Johnson & Johnson ($JNJ) has received a second breakthrough therapy designation from the FDA for its antidepressant esketamine. It’s for an indication of major depressive disorder with imminent risk for suicide; the prior designation is for treatment-resistant depression, which the pharma received in November 2013.
Esketamine could offer another option to treat depression, which is underserved and has seen scant innovation in decades. It’s an N-methyl-D-aspartate (NMDA) receptor antagonist--and an isomer of the generic anesthetic and notorious party drug ketamine. The intranasal formulation offers fast-acting benefits, unlike standard oral treatment approaches.
J&J has high expectations for esketamine, which it listed last year among the more than 10 late-stage products that it expects could become blockbusters with over $1 billion in sales. The candidate was the only neurology candidate in this list, all of which the pharma expects could be approved before 2020. Neuroscience is one of J&J’s five core therapeutic areas.
“What we found was again spectacular results where patients who were refractory to most antidepressants when they go on esketamine within days, their improvement in mood is dramatic and somewhat unpredictable,” said William Hait, J&J’s Janssen Global Head of Research & Development on a conference call in early May describing data on the candidate. “The duration of the effect is much longer than one might have predicted from the half-life of the drug. So very rapid improvement in mood, not the weeks and sometimes even months to take SSRI or tricyclic. So very rapid and long duration.”

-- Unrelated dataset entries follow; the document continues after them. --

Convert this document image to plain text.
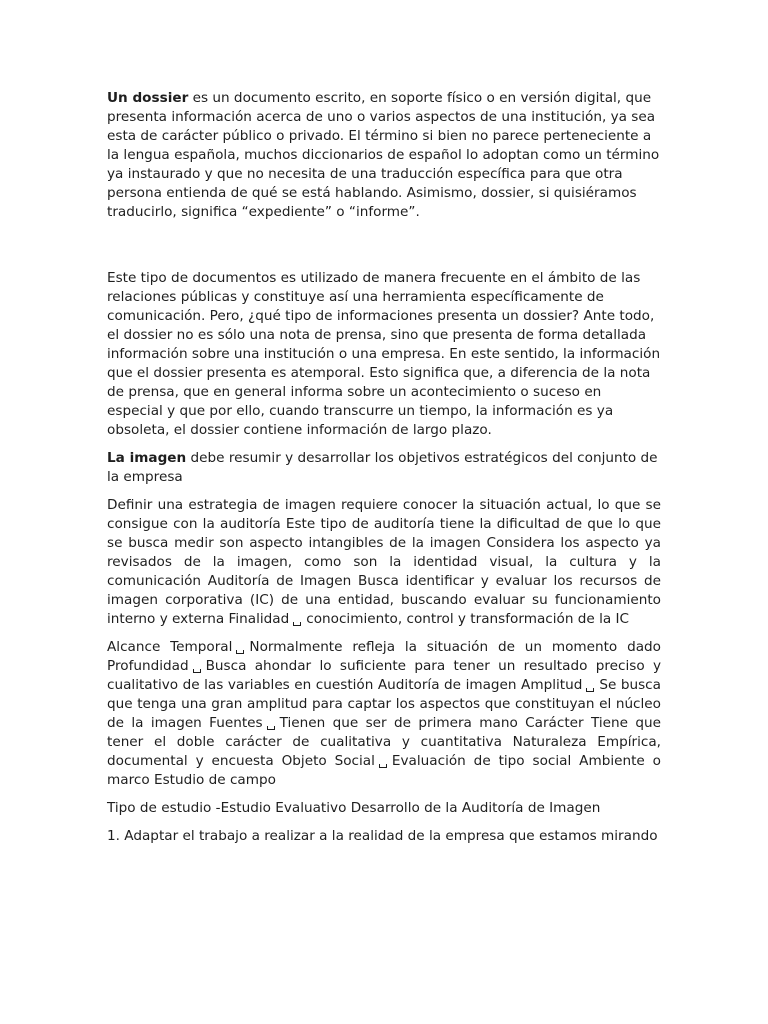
Un dossier es un documento escrito, en soporte físico o en versión digital, que presenta información acerca de uno o varios aspectos de una institución, ya sea esta de carácter público o privado. El término si bien no parece perteneciente a la lengua española, muchos diccionarios de español lo adoptan como un término ya instaurado y que no necesita de una traducción específica para que otra persona entienda de qué se está hablando. Asimismo, dossier, si quisiéramos traducirlo, significa “expediente” o “informe”.

Este tipo de documentos es utilizado de manera frecuente en el ámbito de las relaciones públicas y constituye así una herramienta específicamente de comunicación. Pero, ¿qué tipo de informaciones presenta un dossier? Ante todo, el dossier no es sólo una nota de prensa, sino que presenta de forma detallada información sobre una institución o una empresa. En este sentido, la información que el dossier presenta es atemporal. Esto significa que, a diferencia de la nota de prensa, que en general informa sobre un acontecimiento o suceso en especial y que por ello, cuando transcurre un tiempo, la información es ya obsoleta, el dossier contiene información de largo plazo.

La imagen debe resumir y desarrollar los objetivos estratégicos del conjunto de la empresa

Definir una estrategia de imagen requiere conocer la situación actual, lo que se consigue con la auditoría Este tipo de auditoría tiene la dificultad de que lo que se busca medir son aspecto intangibles de la imagen Considera los aspecto ya revisados de la imagen, como son la identidad visual, la cultura y la comunicación Auditoría de Imagen Busca identificar y evaluar los recursos de imagen corporativa (IC) de una entidad, buscando evaluar su funcionamiento interno y externa Finalidad conocimiento, control y transformación de la IC

Alcance Temporal Normalmente refleja la situación de un momento dado Profundidad Busca ahondar lo suficiente para tener un resultado preciso y cualitativo de las variables en cuestión Auditoría de imagen Amplitud Se busca que tenga una gran amplitud para captar los aspectos que constituyan el núcleo de la imagen Fuentes Tienen que ser de primera mano Carácter Tiene que tener el doble carácter de cualitativa y cuantitativa Naturaleza Empírica, documental y encuesta Objeto Social Evaluación de tipo social Ambiente o marco Estudio de campo

Tipo de estudio -Estudio Evaluativo Desarrollo de la Auditoría de Imagen

1. Adaptar el trabajo a realizar a la realidad de la empresa que estamos mirando
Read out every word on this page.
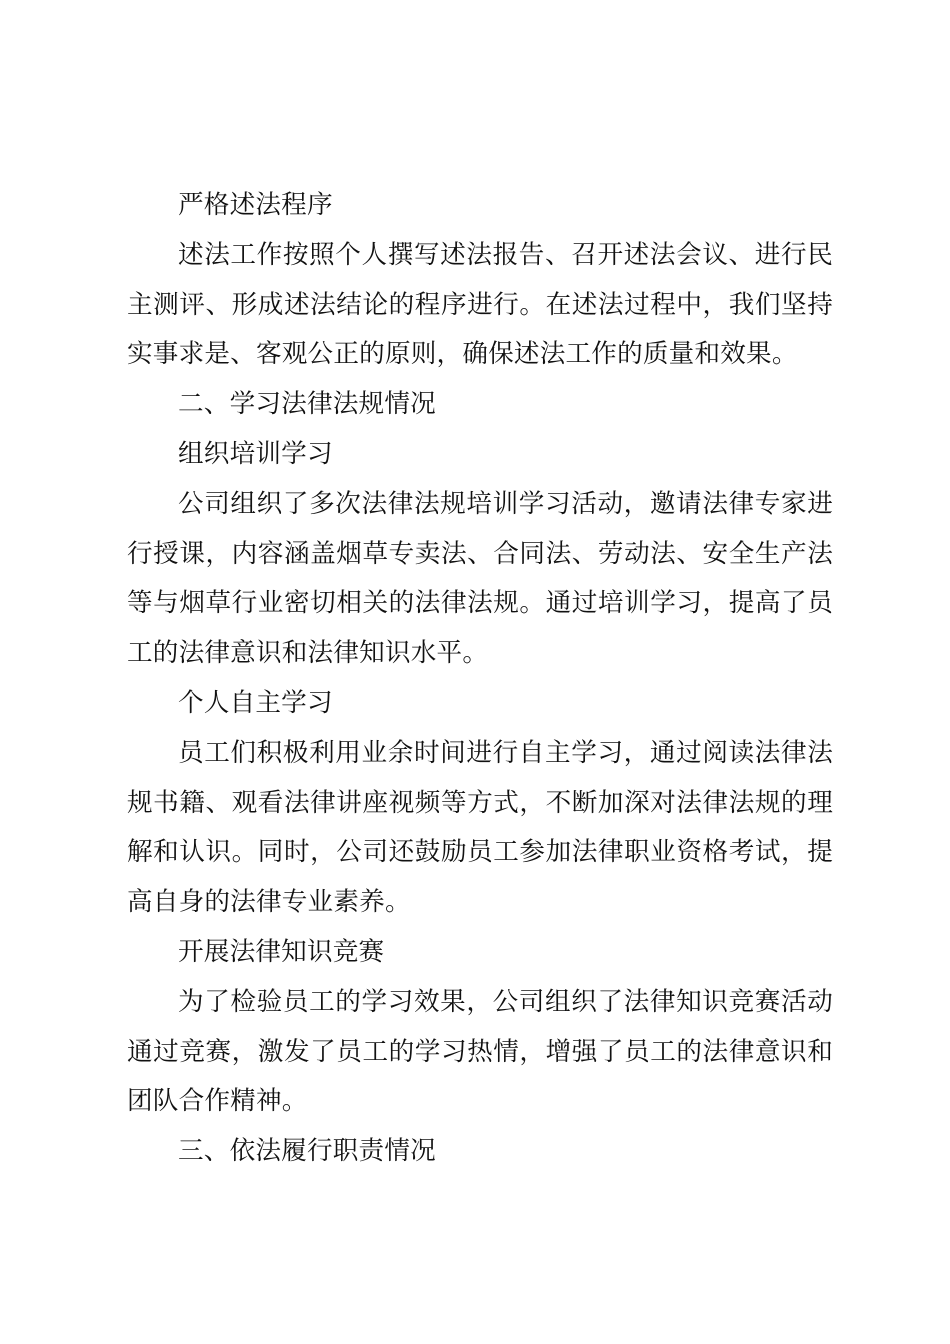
严格述法程序

述法工作按照个人撰写述法报告、召开述法会议、进行民主测评、形成述法结论的程序进行。在述法过程中，我们坚持实事求是、客观公正的原则，确保述法工作的质量和效果。

二、学习法律法规情况

组织培训学习

公司组织了多次法律法规培训学习活动，邀请法律专家进行授课，内容涵盖烟草专卖法、合同法、劳动法、安全生产法等与烟草行业密切相关的法律法规。通过培训学习，提高了员工的法律意识和法律知识水平。

个人自主学习

员工们积极利用业余时间进行自主学习，通过阅读法律法规书籍、观看法律讲座视频等方式，不断加深对法律法规的理解和认识。同时，公司还鼓励员工参加法律职业资格考试，提高自身的法律专业素养。

开展法律知识竞赛

为了检验员工的学习效果，公司组织了法律知识竞赛活动通过竞赛，激发了员工的学习热情，增强了员工的法律意识和团队合作精神。

三、依法履行职责情况
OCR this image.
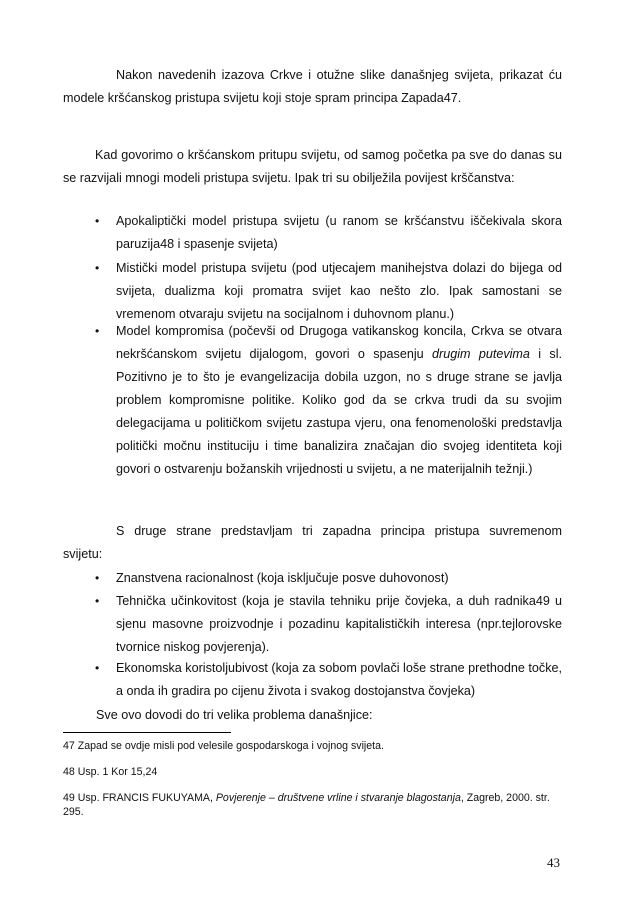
Nakon navedenih izazova Crkve i otužne slike današnjeg svijeta, prikazat ću modele kršćanskog pristupa svijetu koji stoje spram principa Zapada47.

Kad govorimo o kršćanskom pritupu svijetu, od samog početka pa sve do danas su se razvijali mnogi modeli pristupa svijetu. Ipak tri su obilježila povijest krščanstva:

• Apokaliptički model pristupa svijetu (u ranom se kršćanstvu iščekivala skora paruzija48 i spasenje svijeta)
• Mistički model pristupa svijetu (pod utjecajem manihejstva dolazi do bijega od svijeta, dualizma koji promatra svijet kao nešto zlo. Ipak samostani se vremenom otvaraju svijetu na socijalnom i duhovnom planu.)
• Model kompromisa (počevši od Drugoga vatikanskog koncila, Crkva se otvara nekršćanskom svijetu dijalogom, govori o spasenju drugim putevima i sl. Pozitivno je to što je evangelizacija dobila uzgon, no s druge strane se javlja problem kompromisne politike. Koliko god da se crkva trudi da su svojim delegacijama u političkom svijetu zastupa vjeru, ona fenomenološki predstavlja politički močnu instituciju i time banalizira značajan dio svojeg identiteta koji govori o ostvarenju božanskih vrijednosti u svijetu, a ne materijalnih težnji.)

S druge strane predstavljam tri zapadna principa pristupa suvremenom

svijetu:

• Znanstvena racionalnost (koja isključuje posve duhovonost)
• Tehnička učinkovitost (koja je stavila tehniku prije čovjeka, a duh radnika49 u sjenu masovne proizvodnje i pozadinu kapitalističkih interesa (npr.tejlorovske tvornice niskog povjerenja).
• Ekonomska koristoljubivost (koja za sobom povlači loše strane prethodne točke, a onda ih gradira po cijenu života i svakog dostojanstva čovjeka)

Sve ovo dovodi do tri velika problema današnjice:

47 Zapad se ovdje misli pod velesile gospodarskoga i vojnog svijeta.

48 Usp. 1 Kor 15,24

49 Usp. FRANCIS FUKUYAMA, Povjerenje – društvene vrline i stvaranje blagostanja, Zagreb, 2000. str. 295.

43
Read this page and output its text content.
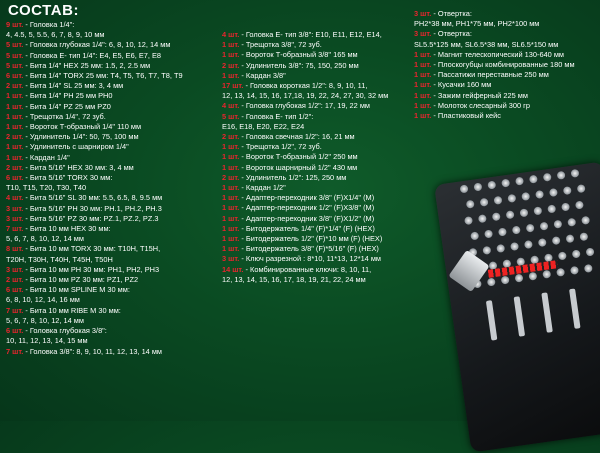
СОСТАВ:
9 шт. - Головка 1/4":
4, 4.5, 5, 5.5, 6, 7, 8, 9, 10 мм
5 шт. - Головка глубокая 1/4": 6, 8, 10, 12, 14 мм
5 шт. - Головка Е- тип 1/4": Е4, Е5, Е6, Е7, Е8
5 шт. - Бита 1/4" HEX 25 мм: 1.5, 2, 2.5 мм
6 шт. - Бита 1/4" TORX 25 мм: Т4, Т5, Т6, Т7, Т8, Т9
2 шт. - Бита 1/4" SL 25 мм: 3, 4 мм
1 шт. - Бита 1/4" PH 25 мм PH0
1 шт. - Бита 1/4" PZ 25 мм PZ0
1 шт. - Трещотка 1/4", 72 зуб.
1 шт. - Вороток Т-образный 1/4" 110 мм
2 шт. - Удлинитель 1/4": 50, 75, 100 мм
1 шт. - Удлинитель с шарниром 1/4"
1 шт. - Кардан 1/4"
2 шт. - Бита 5/16" HEX 30 мм: 3, 4 мм
6 шт. - Бита 5/16" TORX 30 мм:
Т10, Т15, Т20, Т30, Т40
4 шт. - Бита 5/16" SL 30 мм: 5.5, 6.5, 8, 9.5 мм
3 шт. - Бита 5/16" PH 30 мм: PH.1, PH.2, PH.3
3 шт. - Бита 5/16" PZ 30 мм: PZ.1, PZ.2, PZ.3
7 шт. - Бита 10 мм HEX 30 мм:
5, 6, 7, 8, 10, 12, 14 мм
8 шт. - Бита 10 мм TORX 30 мм: Т10Н, Т15Н,
Т20Н, Т30Н, Т40Н, Т45Н, Т50Н
3 шт. - Бита 10 мм PH 30 мм: PH1, PH2, PH3
2 шт. - Бита 10 мм PZ 30 мм: PZ1, PZ2
6 шт. - Бита 10 мм SPLINE M 30 мм:
6, 8, 10, 12, 14, 16 мм
7 шт. - Бита 10 мм RIBE M 30 мм:
5, 6, 7, 8, 10, 12, 14 мм
6 шт. - Головка глубокая 3/8":
10, 11, 12, 13, 14, 15 мм
7 шт. - Головка 3/8": 8, 9, 10, 11, 12, 13, 14 мм
4 шт. - Головка Е- тип 3/8": Е10, Е11, Е12, Е14,
1 шт. - Трещотка 3/8", 72 зуб.
1 шт. - Вороток Т-образный 3/8" 165 мм
2 шт. - Удлинитель 3/8": 75, 150, 250 мм
1 шт. - Кардан 3/8"
17 шт. - Головка короткая 1/2": 8, 9, 10, 11,
12, 13, 14, 15, 16, 17,18, 19, 22, 24, 27, 30, 32 мм
4 шт. - Головка глубокая 1/2": 17, 19, 22 мм
5 шт. - Головка Е- тип 1/2":
Е16, Е18, Е20, Е22, Е24
2 шт. - Головка свечная 1/2": 16, 21 мм
1 шт. - Трещотка 1/2", 72 зуб.
1 шт. - Вороток Т-образный 1/2" 250 мм
1 шт. - Вороток шарнирный 1/2" 430 мм
2 шт. - Удлинитель 1/2": 125, 250 мм
1 шт. - Кардан 1/2"
1 шт. - Адаптер-переходник 3/8" (F)Х1/4" (М)
1 шт. - Адаптер-переходник 1/2" (F)Х3/8" (М)
1 шт. - Адаптер-переходник 3/8" (F)Х1/2" (М)
1 шт. - Битодержатель 1/4" (F)*1/4" (F) (HEX)
1 шт. - Битодержатель 1/2" (F)*10 мм (F) (HEX)
1 шт. - Битодержатель 3/8" (F)*5/16" (F) (HEX)
3 шт. - Ключ разрезной : 8*10, 11*13, 12*14 мм
14 шт. - Комбинированные ключи: 8, 10, 11,
12, 13, 14, 15, 16, 17, 18, 19, 21, 22, 24 мм
3 шт. - Отвертка:
PH2*38 мм, PH1*75 мм, PH2*100 мм
3 шт. - Отвертка:
SL5.5*125 мм, SL6.5*38 мм, SL6.5*150 мм
1 шт. - Магнит телескопический 130-640 мм
1 шт. - Плоскогубцы комбинированные 180 мм
1 шт. - Пассатижи переставные 250 мм
1 шт. - Кусачки 160 мм
1 шт. - Зажим гейферный 225 мм
1 шт. - Молоток слесарный 300 гр
1 шт. - Пластиковый кейс
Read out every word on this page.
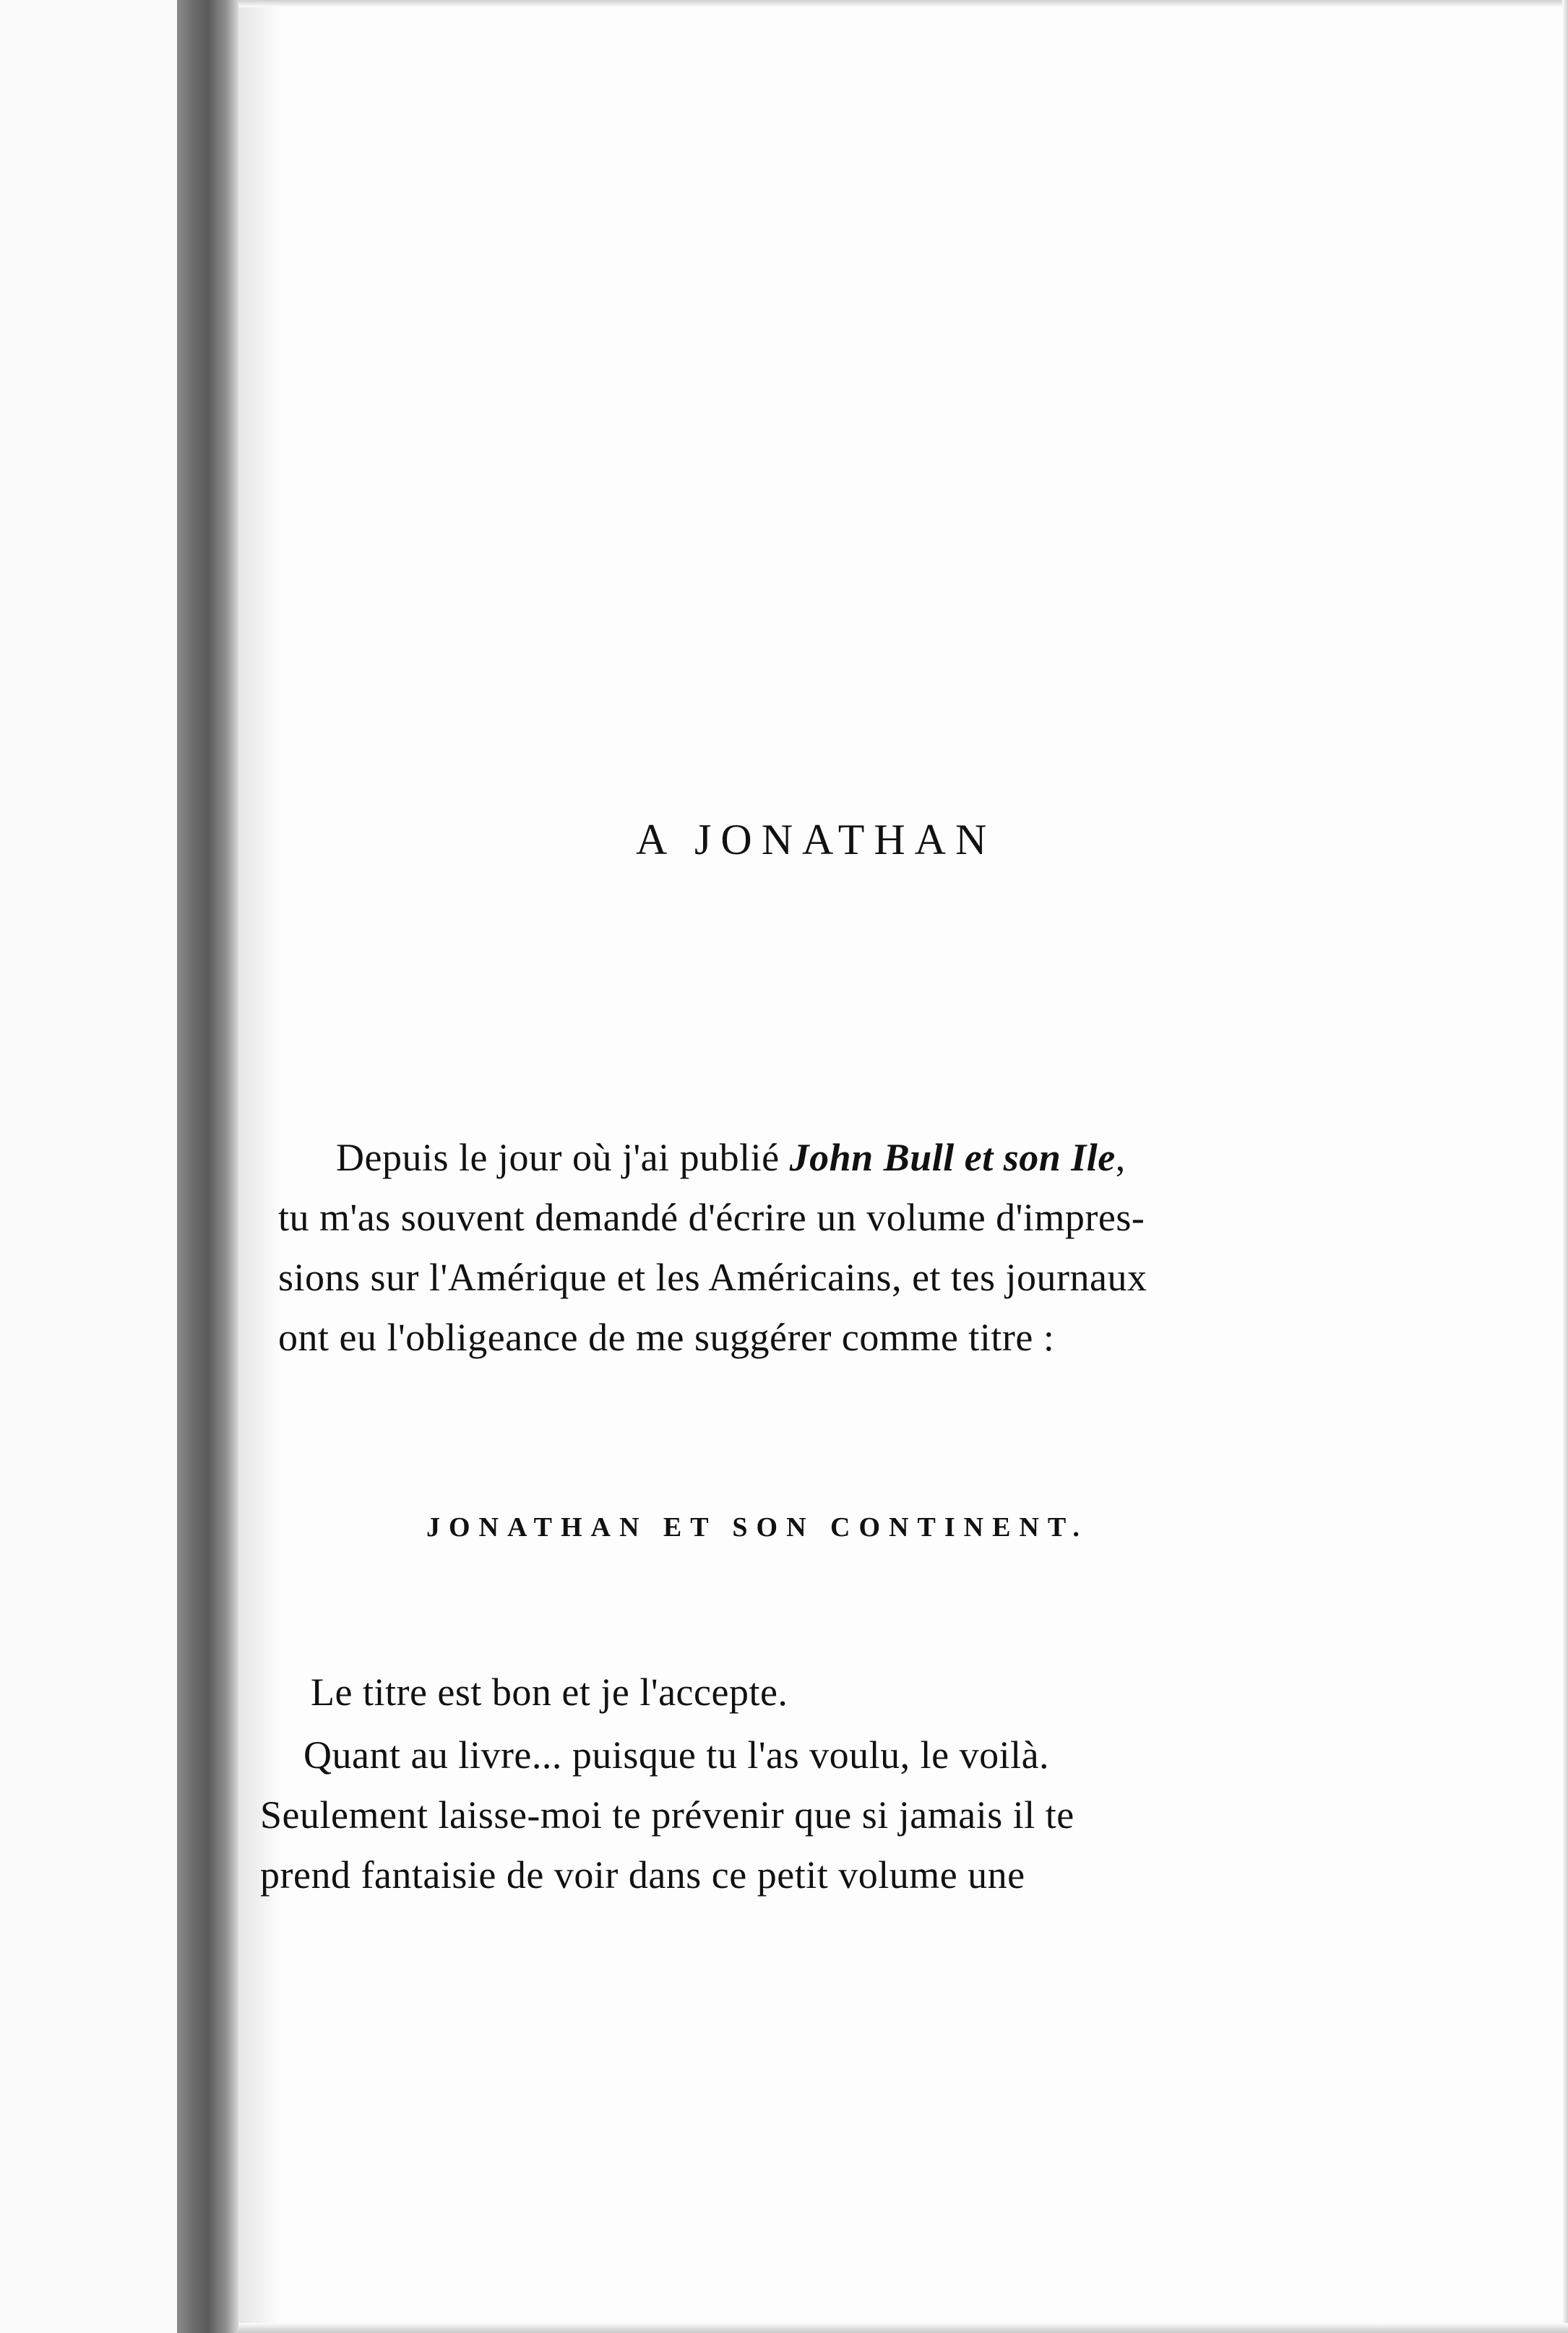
A JONATHAN
Depuis le jour où j'ai publié John Bull et son Ile,
tu m'as souvent demandé d'écrire un volume d'impres-
sions sur l'Amérique et les Américains, et tes journaux
ont eu l'obligeance de me suggérer comme titre :
JONATHAN ET SON CONTINENT.
Le titre est bon et je l'accepte.
Quant au livre... puisque tu l'as voulu, le voilà.
Seulement laisse-moi te prévenir que si jamais il te
prend fantaisie de voir dans ce petit volume une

Phase III data for the treatment-resistant depression indication is expected in late 2017. The Phase II data to support the breakthrough designation in major depressive disorder with imminent risk for suicide was reported in May at the Society of Biological Psychiatry conference.
Hait added, “The study was done in patients who come to the emergency room, they've attempted suicide or about to attempt and someone rescues them. They get admitted to the hospital for standard treatment plus or minus esketamine. And what we saw again, within days, a dramatic improvement in the mood of these patients and a decrease in suicide ideology.”
Ketamine is already used off-label to treat depression patients, a practice that’s increasing according to a recent Leerink note based on interviews with a trio of depression physician specialists.
And J&J is not alone in targeting NMDA for depression. Allergan ($AGN) is also developing intravenous rapastinel, which is in Phase III and oral AGN-241660, which is in Phase II, both of which are NMDA modulators. Rapastinel also received breakthrough designation from the FDA in January.
The specialists interviewed by Leerink viewed rapastinel and esketamine as the most promising NMDA modulators to treat depression due to Phase II data showing a rapid onset of action and limited psychotomimetic side effects; the latter is an issue with off-label ketamine use.